Several of the industry players with whom I spoke acknowledged that the pool of books accepted by publishing houses today has narrowed in terms of variety.

“I see a lot less risk taking by publishers,” says Clark. “Right now, the changes happening in trade publishing have created no small amount of fear about what will survive of this unique collection of industries known as ‘publishing.’”

Nevertheless, all of the agents and editors rejected an overwhelmingly pessimistic outlook, painting a more complex picture of an industry struggling to balance the demands of art and business.

“My impression is that editors have less time to edit,” says Grosvenor, “because they’re under other pressures—pressure to acquire, more pressure on the bottom line, less tolerance for midlist books.” But then again, she adds, “I don’t know any editor who doesn’t edit. I certainly deal with a number of editors who are unbelievably hands-on.”

Similarly, Galen firmly denies that either the editor’s role in shaping books or editorial quality has diminished in recent years.

“Editors want to be editors, and they manage to do it, in some ways every bit as superbly as previous generations did,” he says, “but man, they’re under enormous pressure. I think it’s a false cliché that there are more unedited books going out there than there were years ago.”

Chuck Sambuchino, a writer, editor of Writers’ Digest’s Guide to Literary Agents, and the man in charge of the popular Guide to Literary Agents blog, believes that industry change is less a matter of decreased editorial quality and more a question of new structures.

“The process of getting in the door is changing, but once you get a book deal and your manuscript is in front of an editor, they’re going to bust out the scalpel and make it better—same as they did five or 15 years ago,” he says. “Editing is editing.”

Neither Galen, Grosvenor, nor Sambuchino see the agent’s role as usurping the editor’s traditional role.
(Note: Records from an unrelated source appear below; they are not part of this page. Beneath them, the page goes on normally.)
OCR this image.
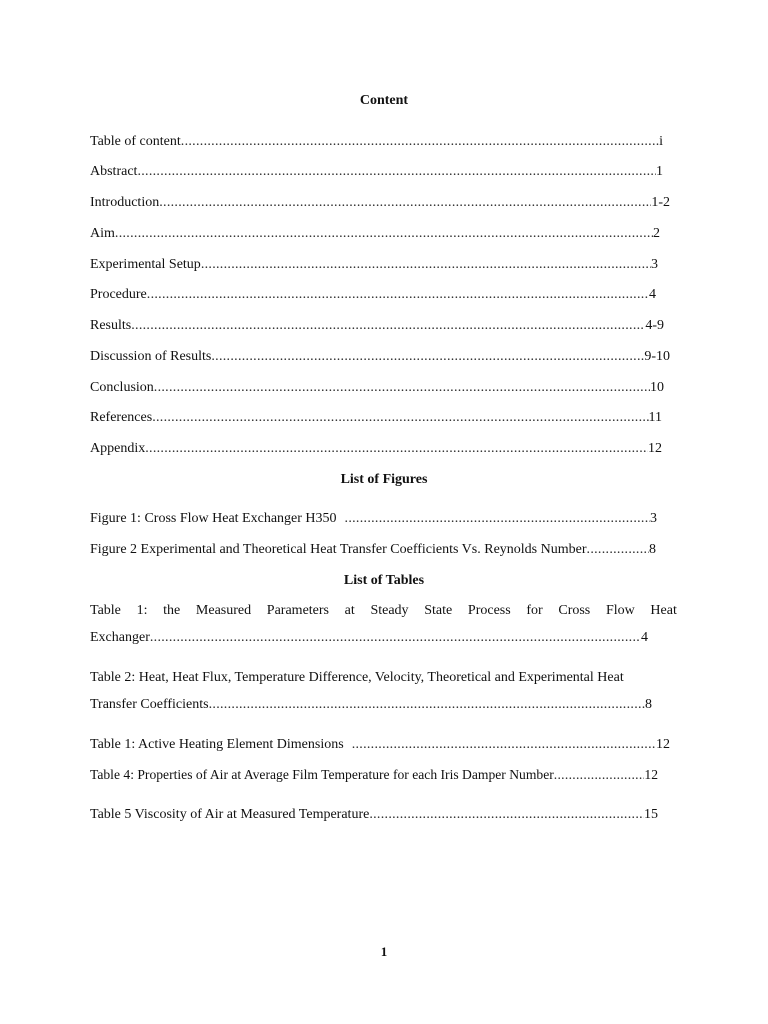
Content
Table of content .....	i
Abstract .....	1
Introduction .....	1-2
Aim .....	2
Experimental Setup .....	3
Procedure .....	4
Results .....	4-9
Discussion of Results .....	9-10
Conclusion .....	10
References .....	11
Appendix .....	12
List of Figures
Figure 1: Cross Flow Heat Exchanger H350 .....	3
Figure 2 Experimental and Theoretical Heat Transfer Coefficients Vs. Reynolds Number .....	8
List of Tables
Table 1: the Measured Parameters at Steady State Process for Cross Flow Heat
Exchanger .....	4
Table 2: Heat, Heat Flux, Temperature Difference, Velocity, Theoretical and Experimental Heat
Transfer Coefficients .....	8
Table 1: Active Heating Element Dimensions .....	12
Table 4: Properties of Air at Average Film Temperature for each Iris Damper Number .....	12
Table 5 Viscosity of Air at Measured Temperature .....	15
1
“It’s a different relationship,” Grosvenor says. “The agent is a spokesperson, an ally, someone they can call for anything. Most authors have close relationships with their editors, but not all do.”

Clark, however, notes that agents are now taking on certain responsibilities that have historically belonged to editors. “Since editors have assumed an increasingly acquisition-focused role and publishing houses are looking for projects that can be put into production sooner than later,” he says, “agents now work with authors to develop and refine new ideas in the same way that developmental editors have done in the past.”
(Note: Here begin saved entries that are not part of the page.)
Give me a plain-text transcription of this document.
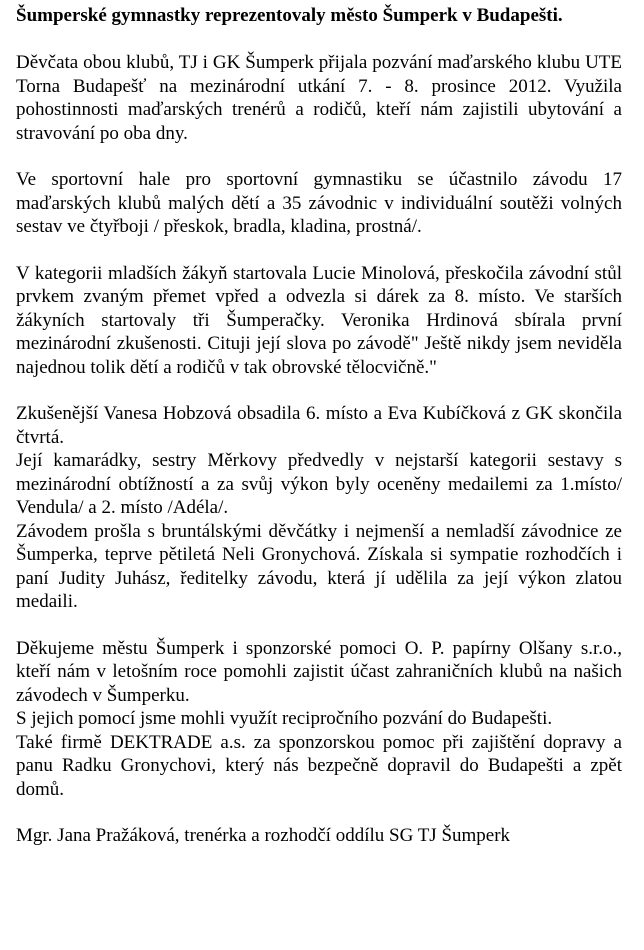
Šumperské gymnastky reprezentovaly město Šumperk v Budapešti.

Děvčata obou klubů, TJ i GK Šumperk přijala pozvání maďarského klubu UTE Torna Budapešť na mezinárodní utkání 7. - 8. prosince 2012. Využila pohostinnosti maďarských trenérů a rodičů, kteří nám zajistili ubytování a stravování po oba dny.

Ve sportovní hale pro sportovní gymnastiku se účastnilo závodu 17 maďarských klubů malých dětí a 35 závodnic v individuální soutěži volných sestav ve čtyřboji / přeskok, bradla, kladina, prostná/.

V kategorii mladších žákyň startovala Lucie Minolová, přeskočila závodní stůl prvkem zvaným přemet vpřed a odvezla si dárek za 8. místo. Ve starších žákyních startovaly tři Šumperačky. Veronika Hrdinová sbírala první mezinárodní zkušenosti. Cituji její slova po závodě" Ještě nikdy jsem neviděla najednou tolik dětí a rodičů v tak obrovské tělocvičně."

Zkušenější Vanesa Hobzová obsadila 6. místo a Eva Kubíčková z GK skončila čtvrtá.

Její kamarádky, sestry Měrkovy předvedly v nejstarší kategorii sestavy s mezinárodní obtížností a za svůj výkon byly oceněny medailemi za 1.místo/ Vendula/ a 2. místo /Adéla/.

Závodem prošla s bruntálskými děvčátky i nejmenší a nemladší závodnice ze Šumperka, teprve pětiletá Neli Gronychová. Získala si sympatie rozhodčích i paní Judity Juhász, ředitelky závodu, která jí udělila za její výkon zlatou medaili.

Děkujeme městu Šumperk i sponzorské pomoci O. P. papírny Olšany s.r.o., kteří nám v letošním roce pomohli zajistit účast zahraničních klubů na našich závodech v Šumperku.

S jejich pomocí jsme mohli využít recipročního pozvání do Budapešti.

Také firmě DEKTRADE a.s. za sponzorskou pomoc při zajištění dopravy a panu Radku Gronychovi, který nás bezpečně dopravil do Budapešti a zpět domů.

Mgr. Jana Pražáková, trenérka a rozhodčí oddílu SG TJ Šumperk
To Galen, the substantial variation within the industry is key: “These are writers, they’re the most colorful people on earth. There’s no way to generalize about them.” Nevertheless, he says, “I don’t think the rapport between editors and authors is any different now.” And, as an agent, his approach to relationships with authors hasn’t changed over his career. “When you take a writer on, you expect it to be for life,” he says. “It’s like romantic relationships. You assume it will be till death do us part, and you make your plans accordingly.”
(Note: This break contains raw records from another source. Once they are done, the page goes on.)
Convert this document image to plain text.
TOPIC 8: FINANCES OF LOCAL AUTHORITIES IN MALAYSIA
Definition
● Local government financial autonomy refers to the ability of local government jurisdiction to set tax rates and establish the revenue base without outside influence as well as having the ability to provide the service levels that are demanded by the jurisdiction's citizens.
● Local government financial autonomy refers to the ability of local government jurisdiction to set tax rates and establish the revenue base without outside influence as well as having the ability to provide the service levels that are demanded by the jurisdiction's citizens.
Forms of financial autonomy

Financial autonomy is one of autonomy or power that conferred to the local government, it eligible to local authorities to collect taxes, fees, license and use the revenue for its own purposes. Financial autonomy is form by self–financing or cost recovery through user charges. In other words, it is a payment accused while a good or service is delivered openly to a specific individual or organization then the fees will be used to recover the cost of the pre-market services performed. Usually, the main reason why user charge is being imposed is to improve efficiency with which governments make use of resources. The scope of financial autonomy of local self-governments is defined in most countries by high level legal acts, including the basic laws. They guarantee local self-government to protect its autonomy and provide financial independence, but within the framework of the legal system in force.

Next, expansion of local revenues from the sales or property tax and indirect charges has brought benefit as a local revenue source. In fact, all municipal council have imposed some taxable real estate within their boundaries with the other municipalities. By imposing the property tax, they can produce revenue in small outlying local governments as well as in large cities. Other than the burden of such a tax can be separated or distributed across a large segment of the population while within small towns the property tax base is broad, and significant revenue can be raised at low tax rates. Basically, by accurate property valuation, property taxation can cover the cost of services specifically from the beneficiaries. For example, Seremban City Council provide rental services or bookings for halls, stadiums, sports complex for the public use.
So if editors are still basically editors and agents still agents, what has changed?

The answer seems to be technology. With the growth of e-books and electronic publishing, the responsibilities of both agents and editors have increased exponentially in terms of production, marketing, and the sale and management of rights.

“The agent is now immersed in so many different things for [a] client that it does involve a level of time and investment and involvement that I’ve never seen before,” says Galen. But, he hastens to add, “I don’t think it’s a cultural change, I think it’s a technological change.”

Reflecting the ever-growing diversity of tasks that occupy agents, Clark sees his role as more that of a manager with additional editorial involvement. And although Sambuchino observes that some agents “take a hands-on role in suggesting changes to tighten up a story or nonfiction book proposal,” he believes that the primary responsibility of the agent remains not editing, but selling books.

Editors—and publishing—are clearly in flux. But there’s no reason to give up hope yet.

“There’s always something to make you think that publishing is about to fall off a cliff,” says Galen. “Thirty years ago, all anyone talked about was how publishing was in its dying days. There wasn’t a Golden Age.”